Neglecting the Simple Faith
Maybe neglecting to meet together is far more dangerous when we opt to only fellowship with only one group of people. Maybe the truth is that we become discouraged when we are forced to only converse, hang out with, and call one small group of people (that happen to go to the same building as we do) “the church”. When we limit God to just one place, one time every week, doing only organized “church ministry”, I believe that is when we feel discouraged and disheartened. This is neglect of those God puts on our path naturally.
I know some people so involved in their church that when we asked to get together with them, they invited us to church. When we said we couldn’t go, they couldn’t hang out. How is that being Christ-like? “I’ll only associate with you if you attend my church functions.” That’s just bizarre. I want to understand them, but I just feel hurt by these things. This makes it a difficult thing to want to even associate with most of them.

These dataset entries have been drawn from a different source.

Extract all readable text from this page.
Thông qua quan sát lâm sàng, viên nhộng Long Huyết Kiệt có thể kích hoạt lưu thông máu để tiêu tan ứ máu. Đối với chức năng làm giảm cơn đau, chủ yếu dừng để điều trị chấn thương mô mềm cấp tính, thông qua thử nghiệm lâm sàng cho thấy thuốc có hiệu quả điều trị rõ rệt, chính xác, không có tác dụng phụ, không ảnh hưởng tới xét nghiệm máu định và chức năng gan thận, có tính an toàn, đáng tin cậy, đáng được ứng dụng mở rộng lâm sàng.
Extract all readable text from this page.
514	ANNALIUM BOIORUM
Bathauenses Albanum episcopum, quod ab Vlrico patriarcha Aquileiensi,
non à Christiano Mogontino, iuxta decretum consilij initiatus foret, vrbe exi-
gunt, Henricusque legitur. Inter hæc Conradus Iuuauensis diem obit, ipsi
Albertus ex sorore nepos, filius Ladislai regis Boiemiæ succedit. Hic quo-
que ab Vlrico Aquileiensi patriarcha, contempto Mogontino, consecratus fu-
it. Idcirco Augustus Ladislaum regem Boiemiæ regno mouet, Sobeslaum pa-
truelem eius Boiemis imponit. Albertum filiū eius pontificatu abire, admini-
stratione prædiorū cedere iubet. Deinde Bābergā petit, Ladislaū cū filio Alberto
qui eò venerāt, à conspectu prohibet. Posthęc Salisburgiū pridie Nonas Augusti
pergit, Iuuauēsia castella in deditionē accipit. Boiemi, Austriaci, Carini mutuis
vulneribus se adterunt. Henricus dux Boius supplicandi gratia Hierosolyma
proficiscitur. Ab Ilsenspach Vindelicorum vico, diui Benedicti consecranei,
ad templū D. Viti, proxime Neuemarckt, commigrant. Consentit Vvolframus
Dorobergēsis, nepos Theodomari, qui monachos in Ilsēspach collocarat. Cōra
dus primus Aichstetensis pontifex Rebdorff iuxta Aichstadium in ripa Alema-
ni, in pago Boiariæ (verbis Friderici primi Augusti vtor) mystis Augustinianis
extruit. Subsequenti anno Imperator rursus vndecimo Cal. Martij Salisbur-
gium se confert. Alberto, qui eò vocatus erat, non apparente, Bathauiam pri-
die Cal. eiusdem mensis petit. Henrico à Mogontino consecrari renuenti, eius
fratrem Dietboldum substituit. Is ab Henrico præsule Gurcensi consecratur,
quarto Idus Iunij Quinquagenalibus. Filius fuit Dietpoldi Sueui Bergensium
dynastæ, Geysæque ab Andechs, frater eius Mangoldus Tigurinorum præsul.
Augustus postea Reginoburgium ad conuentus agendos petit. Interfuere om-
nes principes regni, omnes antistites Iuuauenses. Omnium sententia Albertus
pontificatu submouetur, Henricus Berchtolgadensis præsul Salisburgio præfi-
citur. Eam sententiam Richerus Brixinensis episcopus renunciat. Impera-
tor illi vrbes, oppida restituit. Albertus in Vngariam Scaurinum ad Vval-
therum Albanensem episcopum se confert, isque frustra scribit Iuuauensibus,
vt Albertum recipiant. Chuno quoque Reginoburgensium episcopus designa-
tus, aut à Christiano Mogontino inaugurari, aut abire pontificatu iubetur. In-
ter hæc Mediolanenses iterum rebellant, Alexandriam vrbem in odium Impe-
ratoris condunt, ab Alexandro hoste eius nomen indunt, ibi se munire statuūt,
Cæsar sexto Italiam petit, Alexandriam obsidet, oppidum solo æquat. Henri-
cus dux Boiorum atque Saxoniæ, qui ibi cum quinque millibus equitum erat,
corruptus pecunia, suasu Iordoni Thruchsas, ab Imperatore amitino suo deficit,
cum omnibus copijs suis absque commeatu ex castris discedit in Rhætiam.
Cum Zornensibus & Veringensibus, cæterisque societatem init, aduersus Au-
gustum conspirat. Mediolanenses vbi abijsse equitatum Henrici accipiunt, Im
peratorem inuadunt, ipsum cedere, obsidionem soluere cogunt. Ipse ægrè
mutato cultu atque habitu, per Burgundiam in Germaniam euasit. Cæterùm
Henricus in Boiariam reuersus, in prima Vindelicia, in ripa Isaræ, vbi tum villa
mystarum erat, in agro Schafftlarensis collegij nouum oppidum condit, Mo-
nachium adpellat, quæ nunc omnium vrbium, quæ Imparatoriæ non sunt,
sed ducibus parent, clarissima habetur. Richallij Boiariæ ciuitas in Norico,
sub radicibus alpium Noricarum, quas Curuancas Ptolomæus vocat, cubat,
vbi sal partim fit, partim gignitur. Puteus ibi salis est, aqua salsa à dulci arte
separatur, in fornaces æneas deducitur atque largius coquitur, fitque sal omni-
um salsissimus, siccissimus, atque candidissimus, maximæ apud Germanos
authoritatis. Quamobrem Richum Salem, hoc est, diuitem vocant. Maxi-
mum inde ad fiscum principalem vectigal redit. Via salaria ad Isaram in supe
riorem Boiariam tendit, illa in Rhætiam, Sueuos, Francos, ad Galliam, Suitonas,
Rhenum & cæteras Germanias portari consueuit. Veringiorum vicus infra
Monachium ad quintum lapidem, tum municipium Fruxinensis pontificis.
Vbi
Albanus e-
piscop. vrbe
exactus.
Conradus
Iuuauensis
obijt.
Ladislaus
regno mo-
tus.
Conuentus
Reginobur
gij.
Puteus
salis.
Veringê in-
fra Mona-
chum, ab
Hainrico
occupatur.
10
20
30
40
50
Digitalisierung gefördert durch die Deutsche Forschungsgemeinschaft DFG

So my faith seems like it has taken a nose-dive. I have more questions than actual answers. I find it hard to talk about God to other people because sometimes I don’t know what I believe anymore. I am tired of the manipulation, elitism, and shaming that Christians seem to display to hurting people. I’ve learned too much about boundaries, healthy relationships, and healing to ignore it when I see it’s opposite, which often times is ingrained in church people. They live in dysfunction and never question any of it and that’s why I struggle so much with believing in Jesus. If Jesus is for the downtrodden, the broken, and the hurting, why is the emphasis in most churches to be perfect, look good, and not associate with people who think differently? What are they so afraid of?
I don’t want to belong to a group of people who fear everyone and label them as evil and good. I want to be free to think, to learn, to grow, and to be apart of the world that God has made and live my life without toxic behaviors as the norm. I’m grappling with how that connects to the Jesus of the Bible when there seem to be a thousand misinterpretations of Scripture and Christians who rather use it as ammunition instead of as an olive branch to knowing the Author of Love.
Maybe in time, I’ll find my answers.